I went on a walk and I talked to God a bit.
I was thinking of all the possible ways that God could be working things out for me in my situation. I thought about what my heart wanted and the different ways God could restore it all back to me. I thought about the little bit of news that I do know and the little ways in which I do know that God has been working. But for how long I spent thinking about it, I also realized that there really is only one thing I can do. All I can do right now is do nothing.
Let me tell you, doing nothing isn’t easy. Doing nothing is the hardest thing ever. I really want to know what God is up to so I can offer my assistance somehow. I don’t like being in the dark. I hate being in this place of not knowing what God is doing in his life. But I also know that it’s not my place right now to know what God is doing. Nor is it my job to help God as he’s working.
I am confident that God is working. I don’t know how to explain to you all this feeling that I have, I just know that God is working and doing mighty things for me. But with a reluctant heart I have to admit to knowing that if I want God to keep working I need to do nothing. When I do nothing, then I can be fully assured that God is the one working. Doing nothing is the only way to show full dependance on God in my situation.

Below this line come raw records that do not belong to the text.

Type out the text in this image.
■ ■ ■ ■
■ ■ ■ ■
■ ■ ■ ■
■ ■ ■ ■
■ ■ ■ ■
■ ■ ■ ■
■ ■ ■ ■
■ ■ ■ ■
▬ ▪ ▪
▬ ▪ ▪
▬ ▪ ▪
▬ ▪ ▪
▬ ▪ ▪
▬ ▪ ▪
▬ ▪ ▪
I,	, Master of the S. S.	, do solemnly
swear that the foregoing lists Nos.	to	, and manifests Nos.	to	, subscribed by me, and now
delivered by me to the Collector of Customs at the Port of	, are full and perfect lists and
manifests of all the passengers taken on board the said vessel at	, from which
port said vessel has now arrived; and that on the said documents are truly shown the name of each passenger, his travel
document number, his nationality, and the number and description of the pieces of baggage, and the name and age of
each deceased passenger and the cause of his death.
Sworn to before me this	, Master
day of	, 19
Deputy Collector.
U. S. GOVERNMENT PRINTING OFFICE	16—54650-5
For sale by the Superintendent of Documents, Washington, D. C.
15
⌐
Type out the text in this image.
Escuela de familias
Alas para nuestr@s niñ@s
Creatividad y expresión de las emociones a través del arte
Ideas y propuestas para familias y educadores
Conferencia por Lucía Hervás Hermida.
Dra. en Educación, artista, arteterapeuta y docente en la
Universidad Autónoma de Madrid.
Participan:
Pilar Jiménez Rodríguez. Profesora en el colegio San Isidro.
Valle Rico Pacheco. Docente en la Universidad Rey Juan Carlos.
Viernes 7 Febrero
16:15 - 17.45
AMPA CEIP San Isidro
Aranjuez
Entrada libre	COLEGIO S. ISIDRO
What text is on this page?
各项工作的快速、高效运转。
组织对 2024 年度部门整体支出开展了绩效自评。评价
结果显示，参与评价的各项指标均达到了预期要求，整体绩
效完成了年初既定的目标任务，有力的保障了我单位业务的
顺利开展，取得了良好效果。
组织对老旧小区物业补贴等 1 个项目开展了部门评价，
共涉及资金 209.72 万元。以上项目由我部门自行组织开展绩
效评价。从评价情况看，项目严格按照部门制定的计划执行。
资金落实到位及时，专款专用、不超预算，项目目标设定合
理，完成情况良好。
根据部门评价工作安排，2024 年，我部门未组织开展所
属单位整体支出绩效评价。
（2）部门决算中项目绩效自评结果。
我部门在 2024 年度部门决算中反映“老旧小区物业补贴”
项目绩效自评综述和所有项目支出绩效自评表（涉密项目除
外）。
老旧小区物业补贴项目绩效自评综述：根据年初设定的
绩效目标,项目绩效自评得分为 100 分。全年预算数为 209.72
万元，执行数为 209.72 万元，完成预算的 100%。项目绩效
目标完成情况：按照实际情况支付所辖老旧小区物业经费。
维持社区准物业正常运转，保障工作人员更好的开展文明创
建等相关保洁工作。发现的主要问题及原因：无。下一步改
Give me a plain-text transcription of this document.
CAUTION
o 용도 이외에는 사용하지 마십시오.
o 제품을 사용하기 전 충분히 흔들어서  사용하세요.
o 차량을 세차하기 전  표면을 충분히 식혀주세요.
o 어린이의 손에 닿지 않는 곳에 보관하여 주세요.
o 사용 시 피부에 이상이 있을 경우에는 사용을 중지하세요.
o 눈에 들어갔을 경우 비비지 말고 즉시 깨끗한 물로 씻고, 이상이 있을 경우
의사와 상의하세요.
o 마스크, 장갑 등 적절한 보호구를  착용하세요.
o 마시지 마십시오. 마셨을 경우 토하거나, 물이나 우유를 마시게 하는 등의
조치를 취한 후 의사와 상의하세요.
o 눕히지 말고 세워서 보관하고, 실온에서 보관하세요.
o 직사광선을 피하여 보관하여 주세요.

All the great characters of the Bible, when they were in times of hurt and mistreatment, they did nothing. When I read my Bible I can see how God was working for them. I see the outcome of their struggles, but I also need to remember that they didn’t see the answer. They probably felt a lot like me, in the dark about God’s plans for them. And what did they do? They did nothing so God could work. I imagine it must have been hard for them, as it is hard for me, but they knew it was necessary.
I let out a strangely relieved sigh as I finished my walk. Doing nothing is what God has called me to do right now. Doing nothing may be the hardest task God has ever asked me to do but I know he has given me the strength to do it. Doing nothing is what I am choosing to do right now and somehow that brings a sense of peace to my heart. I choose to do nothing so God can work and get all the glory.